Mindy Meads, Aeropostale Inc.’s co-chief executive officer, herself chose to leave the company, market sources said. The disclosure Wednesday that Meads’ last day at the retailer is Dec. 15 surprised the investment community.
Meads could not be reached for comment about the reasons for her departure. An Aéropostale spokesman said Meads will “pursue other interests,” and that she’s leaving the company with a “solid infrastructure” of merchants.
Some sources said she didn’t always see eye to eye with former ceo Julian Geiger, who resigned earlier this year. Geiger, who remains as chairman, named Meads and then-chief operating officer and executive vice president Thomas Johnson co-ceos in February.
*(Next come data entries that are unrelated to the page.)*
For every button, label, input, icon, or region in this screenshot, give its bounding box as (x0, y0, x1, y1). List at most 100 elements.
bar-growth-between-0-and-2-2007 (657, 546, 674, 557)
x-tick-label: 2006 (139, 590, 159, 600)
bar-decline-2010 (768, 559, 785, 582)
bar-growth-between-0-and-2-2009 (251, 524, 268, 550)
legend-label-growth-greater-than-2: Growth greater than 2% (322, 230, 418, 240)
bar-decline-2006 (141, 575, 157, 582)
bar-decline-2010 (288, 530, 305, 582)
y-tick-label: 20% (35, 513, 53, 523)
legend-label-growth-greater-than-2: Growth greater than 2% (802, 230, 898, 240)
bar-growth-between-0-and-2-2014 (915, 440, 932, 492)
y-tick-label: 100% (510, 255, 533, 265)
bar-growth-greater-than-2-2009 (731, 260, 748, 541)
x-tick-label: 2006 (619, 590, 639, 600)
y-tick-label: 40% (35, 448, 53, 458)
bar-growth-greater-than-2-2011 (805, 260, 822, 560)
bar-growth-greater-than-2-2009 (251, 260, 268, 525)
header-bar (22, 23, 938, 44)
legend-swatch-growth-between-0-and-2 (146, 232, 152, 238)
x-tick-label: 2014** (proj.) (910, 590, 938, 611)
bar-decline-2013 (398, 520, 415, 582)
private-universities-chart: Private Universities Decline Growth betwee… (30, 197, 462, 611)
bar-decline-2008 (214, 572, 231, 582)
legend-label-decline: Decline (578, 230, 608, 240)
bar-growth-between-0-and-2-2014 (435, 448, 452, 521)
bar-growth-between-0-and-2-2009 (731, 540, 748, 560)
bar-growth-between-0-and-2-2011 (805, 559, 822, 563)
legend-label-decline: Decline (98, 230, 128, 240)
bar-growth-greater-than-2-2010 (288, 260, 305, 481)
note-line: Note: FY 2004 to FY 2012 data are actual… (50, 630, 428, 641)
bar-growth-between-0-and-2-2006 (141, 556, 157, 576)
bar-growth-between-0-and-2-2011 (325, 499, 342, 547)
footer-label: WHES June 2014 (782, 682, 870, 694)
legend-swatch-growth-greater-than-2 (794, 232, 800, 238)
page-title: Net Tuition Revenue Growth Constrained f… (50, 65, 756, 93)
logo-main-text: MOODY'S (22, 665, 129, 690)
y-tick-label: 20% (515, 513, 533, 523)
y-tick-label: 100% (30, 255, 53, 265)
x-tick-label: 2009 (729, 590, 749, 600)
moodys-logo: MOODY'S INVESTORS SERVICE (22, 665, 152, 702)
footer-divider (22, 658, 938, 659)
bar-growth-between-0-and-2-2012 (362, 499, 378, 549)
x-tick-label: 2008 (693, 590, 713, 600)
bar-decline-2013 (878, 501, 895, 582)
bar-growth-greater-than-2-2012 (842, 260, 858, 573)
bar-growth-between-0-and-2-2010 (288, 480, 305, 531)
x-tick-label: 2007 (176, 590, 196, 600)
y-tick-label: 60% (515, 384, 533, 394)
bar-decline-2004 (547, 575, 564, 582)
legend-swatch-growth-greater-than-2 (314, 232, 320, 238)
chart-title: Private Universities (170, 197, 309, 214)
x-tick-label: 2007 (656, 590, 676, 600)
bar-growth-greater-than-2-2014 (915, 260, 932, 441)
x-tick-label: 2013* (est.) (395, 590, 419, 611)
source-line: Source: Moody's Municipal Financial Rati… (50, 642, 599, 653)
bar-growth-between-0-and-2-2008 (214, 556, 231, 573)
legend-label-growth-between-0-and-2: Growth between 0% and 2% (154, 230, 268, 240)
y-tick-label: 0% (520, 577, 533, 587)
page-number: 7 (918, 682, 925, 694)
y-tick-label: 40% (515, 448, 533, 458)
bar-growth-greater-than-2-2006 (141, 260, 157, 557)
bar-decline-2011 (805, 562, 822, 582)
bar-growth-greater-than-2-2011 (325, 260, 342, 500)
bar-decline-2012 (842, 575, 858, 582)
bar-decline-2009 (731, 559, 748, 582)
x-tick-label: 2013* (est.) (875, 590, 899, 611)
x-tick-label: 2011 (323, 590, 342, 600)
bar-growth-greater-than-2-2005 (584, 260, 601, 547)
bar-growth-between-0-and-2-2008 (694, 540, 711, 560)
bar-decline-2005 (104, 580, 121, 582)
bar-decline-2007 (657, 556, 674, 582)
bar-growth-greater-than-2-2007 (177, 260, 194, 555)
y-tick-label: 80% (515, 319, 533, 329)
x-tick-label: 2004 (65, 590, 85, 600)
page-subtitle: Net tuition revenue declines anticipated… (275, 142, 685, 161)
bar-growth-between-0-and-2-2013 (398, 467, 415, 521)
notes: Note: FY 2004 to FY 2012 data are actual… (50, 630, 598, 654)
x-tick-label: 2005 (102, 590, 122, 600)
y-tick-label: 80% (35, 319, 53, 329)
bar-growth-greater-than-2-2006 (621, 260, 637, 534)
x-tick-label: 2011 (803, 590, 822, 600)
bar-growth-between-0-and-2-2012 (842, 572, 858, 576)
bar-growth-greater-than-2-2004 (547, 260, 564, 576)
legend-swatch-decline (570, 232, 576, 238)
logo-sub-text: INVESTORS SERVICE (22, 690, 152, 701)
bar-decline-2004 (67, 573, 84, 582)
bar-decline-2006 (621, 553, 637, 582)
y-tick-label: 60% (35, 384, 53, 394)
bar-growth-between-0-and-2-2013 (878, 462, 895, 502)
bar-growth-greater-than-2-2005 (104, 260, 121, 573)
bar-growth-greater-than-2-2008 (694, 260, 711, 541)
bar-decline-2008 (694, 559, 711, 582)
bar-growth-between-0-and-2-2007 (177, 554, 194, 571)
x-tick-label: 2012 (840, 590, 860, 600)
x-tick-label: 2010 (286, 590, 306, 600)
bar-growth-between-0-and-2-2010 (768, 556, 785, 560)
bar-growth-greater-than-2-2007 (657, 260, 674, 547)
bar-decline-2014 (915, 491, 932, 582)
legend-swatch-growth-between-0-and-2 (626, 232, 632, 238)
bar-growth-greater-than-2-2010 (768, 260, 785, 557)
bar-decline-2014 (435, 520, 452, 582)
The shared position is atypical, and sources said that Meads became less directly involved with merchandising, a role at which she excelled. Before Meads joined Aéropostale three years ago, boxy sweatshirts and traditional cotton T-shirts lined the store’s shelves. Meads infused the brand with a trendy sensibility while keeping prices low.
“The co-ceo arrangement seemed awkward, but the departure of Mindy Meads was unexpected nonetheless,” said FBR Capital Markets analyst Liz Dunn. “On her watch, the company saw rapid expansion in its [comparable-store sales] and margins.”
But the retailer reported weaker-than-expected third-quarter earnings, due in part to softness in women’s fashion.
Morgan Stanley’s Kimberly Greenberger, said, “Most likely, she’s going to another opportunity. Why would she leave a co-ceo spot?”
One source said Meads will take the rest of the month off before disclosing her plans. Some believe she’ll surface at a smaller firm where she can play a key role in building the firm into a brand powerhouse, a move that one consultant said plays to her key merchandising strengths. Some analysts believe Meads has secured a ceo post elsewhere.
According to a filing with the Securities and Exchange Commission, Meads has a non-compete agreement that begins in January and lasts 15 months. Meads’ separation deal stipulates that she will receive a salary through April 2011 and severance of $1.6 million.
Speculation is that Meads could take the helm at women’s retailer The Wet Seal Inc., a company that is in the market for a merchant-ceo. Calls to the retailer for comment were not returned by press time. Analysts also pointed to several misses’ retailers, such as Caché Inc., Coldwater Creek Inc. and Christopher & Banks Corp. that are looking for ceos and could be a potential landing spot for Meads.